The vulnerability CVE-2026-27755 affects the SODOLA SL902-SWTGW124AS device firmware versions up to 200.1.20, produced by Shenzhen Hongyavision Technology Co., Ltd. (Sodola Networks). It stems from the use of insufficiently random values in session identifier generation, specifically relying on predictable MD5-based cookies. This weakness falls under CWE-330, which addresses the use of weak randomness in security-critical contexts. Because the session IDs can be computed offline by an attacker who knows or can guess valid credentials, the attacker can bypass the authentication mechanism entirely, gaining unauthorized access to the device without completing the login process. The vulnerability requires no privileges, no user interaction, and can be exploited remotely over the network, as indicated by the CVSS vector (AV:N/AC:L/PR:N/UI:N). The impact on confidentiality, integrity, and availability is high, as attackers can fully control the device and potentially pivot to other network assets. Currently, no patches or fixes have been published by the vendor, and no known exploits have been observed in the wild. The device is likely used in network gateway or security appliance roles, making this vulnerability particularly concerning for organizations relying on these devices for network security and management.

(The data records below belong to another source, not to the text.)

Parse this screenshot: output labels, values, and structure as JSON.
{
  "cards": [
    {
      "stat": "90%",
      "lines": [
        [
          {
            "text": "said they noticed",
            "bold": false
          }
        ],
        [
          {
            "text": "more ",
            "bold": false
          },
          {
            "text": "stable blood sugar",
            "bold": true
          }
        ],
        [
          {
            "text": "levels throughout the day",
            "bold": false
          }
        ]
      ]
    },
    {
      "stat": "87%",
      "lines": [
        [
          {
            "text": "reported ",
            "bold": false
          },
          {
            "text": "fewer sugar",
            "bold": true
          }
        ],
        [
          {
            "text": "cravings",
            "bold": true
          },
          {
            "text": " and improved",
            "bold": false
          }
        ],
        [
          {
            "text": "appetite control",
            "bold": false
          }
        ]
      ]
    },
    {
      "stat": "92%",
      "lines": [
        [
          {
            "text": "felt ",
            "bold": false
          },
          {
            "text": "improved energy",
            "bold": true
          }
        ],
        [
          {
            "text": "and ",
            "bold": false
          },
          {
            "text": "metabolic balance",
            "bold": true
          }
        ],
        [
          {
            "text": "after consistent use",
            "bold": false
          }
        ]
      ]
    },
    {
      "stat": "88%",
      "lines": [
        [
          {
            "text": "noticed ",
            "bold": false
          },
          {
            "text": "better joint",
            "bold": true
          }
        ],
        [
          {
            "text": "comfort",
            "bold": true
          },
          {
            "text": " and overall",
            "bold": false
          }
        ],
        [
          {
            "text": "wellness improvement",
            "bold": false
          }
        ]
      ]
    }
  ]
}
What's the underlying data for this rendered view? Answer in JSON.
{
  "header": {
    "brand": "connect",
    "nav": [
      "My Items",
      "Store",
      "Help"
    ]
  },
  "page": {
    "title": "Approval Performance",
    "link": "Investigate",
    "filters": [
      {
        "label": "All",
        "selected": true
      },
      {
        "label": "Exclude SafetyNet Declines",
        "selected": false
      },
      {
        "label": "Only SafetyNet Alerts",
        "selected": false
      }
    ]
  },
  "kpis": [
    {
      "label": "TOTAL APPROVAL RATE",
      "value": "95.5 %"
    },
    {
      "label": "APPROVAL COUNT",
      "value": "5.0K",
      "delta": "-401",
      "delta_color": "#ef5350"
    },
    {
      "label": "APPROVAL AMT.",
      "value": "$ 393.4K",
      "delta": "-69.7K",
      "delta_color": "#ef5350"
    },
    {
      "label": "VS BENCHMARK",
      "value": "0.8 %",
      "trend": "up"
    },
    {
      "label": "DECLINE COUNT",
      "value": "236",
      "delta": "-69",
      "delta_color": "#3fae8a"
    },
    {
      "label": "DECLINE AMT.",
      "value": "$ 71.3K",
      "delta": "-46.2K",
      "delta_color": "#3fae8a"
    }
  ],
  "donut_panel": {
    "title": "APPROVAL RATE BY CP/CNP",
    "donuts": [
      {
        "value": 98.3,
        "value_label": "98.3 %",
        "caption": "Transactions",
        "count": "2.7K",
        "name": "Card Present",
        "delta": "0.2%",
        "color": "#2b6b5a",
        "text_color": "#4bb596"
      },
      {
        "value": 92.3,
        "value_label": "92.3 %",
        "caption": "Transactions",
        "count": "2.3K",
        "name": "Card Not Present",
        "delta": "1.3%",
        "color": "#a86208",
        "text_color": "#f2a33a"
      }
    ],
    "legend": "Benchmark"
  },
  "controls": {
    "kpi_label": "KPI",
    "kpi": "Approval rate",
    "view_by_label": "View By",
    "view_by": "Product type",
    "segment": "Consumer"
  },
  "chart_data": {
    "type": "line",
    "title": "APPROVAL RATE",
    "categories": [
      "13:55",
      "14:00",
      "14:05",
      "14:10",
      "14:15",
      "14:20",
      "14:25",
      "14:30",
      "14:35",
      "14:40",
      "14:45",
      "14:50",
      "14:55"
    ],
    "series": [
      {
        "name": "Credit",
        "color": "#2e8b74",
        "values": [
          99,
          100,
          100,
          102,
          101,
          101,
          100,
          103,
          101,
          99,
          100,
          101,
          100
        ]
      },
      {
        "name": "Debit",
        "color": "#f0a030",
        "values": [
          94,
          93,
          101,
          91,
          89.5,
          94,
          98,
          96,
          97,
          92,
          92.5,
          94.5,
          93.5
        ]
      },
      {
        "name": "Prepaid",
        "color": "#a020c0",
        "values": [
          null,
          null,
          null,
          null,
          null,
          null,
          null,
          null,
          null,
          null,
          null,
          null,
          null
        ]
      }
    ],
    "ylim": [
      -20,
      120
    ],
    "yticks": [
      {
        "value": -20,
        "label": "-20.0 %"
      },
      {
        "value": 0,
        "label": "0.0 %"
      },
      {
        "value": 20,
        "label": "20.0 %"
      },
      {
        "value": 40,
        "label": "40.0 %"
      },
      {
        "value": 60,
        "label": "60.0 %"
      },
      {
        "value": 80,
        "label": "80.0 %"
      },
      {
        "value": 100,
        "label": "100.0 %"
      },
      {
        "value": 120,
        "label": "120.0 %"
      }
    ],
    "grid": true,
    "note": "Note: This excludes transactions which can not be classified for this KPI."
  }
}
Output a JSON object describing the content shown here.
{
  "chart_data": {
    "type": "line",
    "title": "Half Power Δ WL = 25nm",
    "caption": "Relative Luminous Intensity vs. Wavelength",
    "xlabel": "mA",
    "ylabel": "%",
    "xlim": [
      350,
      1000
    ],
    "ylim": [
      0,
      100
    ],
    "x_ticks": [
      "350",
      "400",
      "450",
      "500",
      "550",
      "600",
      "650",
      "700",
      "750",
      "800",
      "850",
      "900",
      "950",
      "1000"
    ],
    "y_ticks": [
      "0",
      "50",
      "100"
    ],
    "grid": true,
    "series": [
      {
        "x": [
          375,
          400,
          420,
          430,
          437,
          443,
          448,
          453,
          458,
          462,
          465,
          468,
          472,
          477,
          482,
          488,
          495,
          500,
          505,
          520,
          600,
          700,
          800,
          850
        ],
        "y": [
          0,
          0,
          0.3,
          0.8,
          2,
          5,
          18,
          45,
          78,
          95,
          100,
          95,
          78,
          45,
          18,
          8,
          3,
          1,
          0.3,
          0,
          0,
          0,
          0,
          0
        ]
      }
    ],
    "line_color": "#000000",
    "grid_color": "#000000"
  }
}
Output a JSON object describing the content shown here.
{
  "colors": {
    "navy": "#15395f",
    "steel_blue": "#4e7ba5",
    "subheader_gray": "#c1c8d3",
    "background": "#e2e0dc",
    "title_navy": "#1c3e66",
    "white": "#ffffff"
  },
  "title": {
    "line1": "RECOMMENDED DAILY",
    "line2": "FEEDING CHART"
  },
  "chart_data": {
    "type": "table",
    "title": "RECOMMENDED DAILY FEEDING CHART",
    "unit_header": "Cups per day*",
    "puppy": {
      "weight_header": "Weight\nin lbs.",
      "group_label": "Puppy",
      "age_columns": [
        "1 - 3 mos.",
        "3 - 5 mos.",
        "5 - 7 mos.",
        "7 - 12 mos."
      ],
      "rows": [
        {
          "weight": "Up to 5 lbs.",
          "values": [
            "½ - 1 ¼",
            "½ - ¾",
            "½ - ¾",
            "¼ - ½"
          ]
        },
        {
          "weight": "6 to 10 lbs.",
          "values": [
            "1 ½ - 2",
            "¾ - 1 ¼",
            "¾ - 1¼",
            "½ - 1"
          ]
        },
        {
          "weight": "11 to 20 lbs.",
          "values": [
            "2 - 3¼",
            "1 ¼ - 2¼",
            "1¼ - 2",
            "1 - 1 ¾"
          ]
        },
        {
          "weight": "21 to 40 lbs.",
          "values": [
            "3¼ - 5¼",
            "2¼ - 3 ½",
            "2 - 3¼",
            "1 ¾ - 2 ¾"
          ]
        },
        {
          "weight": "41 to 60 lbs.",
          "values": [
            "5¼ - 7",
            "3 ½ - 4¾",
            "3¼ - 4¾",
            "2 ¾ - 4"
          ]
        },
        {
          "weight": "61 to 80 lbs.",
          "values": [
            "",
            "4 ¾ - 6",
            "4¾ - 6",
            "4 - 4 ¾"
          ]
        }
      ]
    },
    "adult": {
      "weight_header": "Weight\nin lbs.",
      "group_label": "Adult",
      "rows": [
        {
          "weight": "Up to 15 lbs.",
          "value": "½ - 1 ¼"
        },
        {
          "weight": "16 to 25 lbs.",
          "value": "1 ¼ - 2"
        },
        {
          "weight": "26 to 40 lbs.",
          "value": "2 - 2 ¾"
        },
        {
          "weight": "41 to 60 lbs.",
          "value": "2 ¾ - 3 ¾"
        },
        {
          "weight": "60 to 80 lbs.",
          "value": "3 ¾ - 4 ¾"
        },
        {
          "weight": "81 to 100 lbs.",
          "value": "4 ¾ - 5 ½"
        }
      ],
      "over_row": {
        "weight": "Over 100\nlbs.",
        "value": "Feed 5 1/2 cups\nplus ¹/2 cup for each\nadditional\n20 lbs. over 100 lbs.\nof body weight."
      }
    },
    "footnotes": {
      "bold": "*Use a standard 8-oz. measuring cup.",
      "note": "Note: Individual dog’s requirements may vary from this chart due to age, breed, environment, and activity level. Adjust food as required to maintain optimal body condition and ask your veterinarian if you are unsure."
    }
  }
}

The vulnerability allows attackers to bypass authentication and gain unauthorized access to the affected device, potentially leading to full device compromise. This can result in exposure of sensitive configuration data, interception or manipulation of network traffic, and disruption of network services. Since the device likely functions as a gateway or security appliance, compromise could enable attackers to move laterally within an organization's network, escalate privileges, or exfiltrate data. The ease of exploitation without any authentication or user interaction increases the risk of automated attacks and widespread exploitation once public exploit code becomes available. Organizations worldwide using this device face risks of operational disruption, data breaches, and loss of network integrity.

Until an official patch is released, organizations should implement strict network segmentation to isolate the affected devices from untrusted networks and limit access to trusted administrators only. Employ network-level access controls such as firewall rules and VPNs to restrict management interface exposure. Monitor device logs and network traffic for unusual authentication bypass attempts or session anomalies. Enforce strong credential policies to reduce the risk of attackers guessing valid credentials. Consider deploying intrusion detection/prevention systems that can identify exploitation attempts targeting this vulnerability. Once the vendor releases a firmware update addressing the issue, prioritize immediate testing and deployment of the patch. Additionally, maintain an inventory of affected devices to ensure comprehensive coverage of mitigation efforts.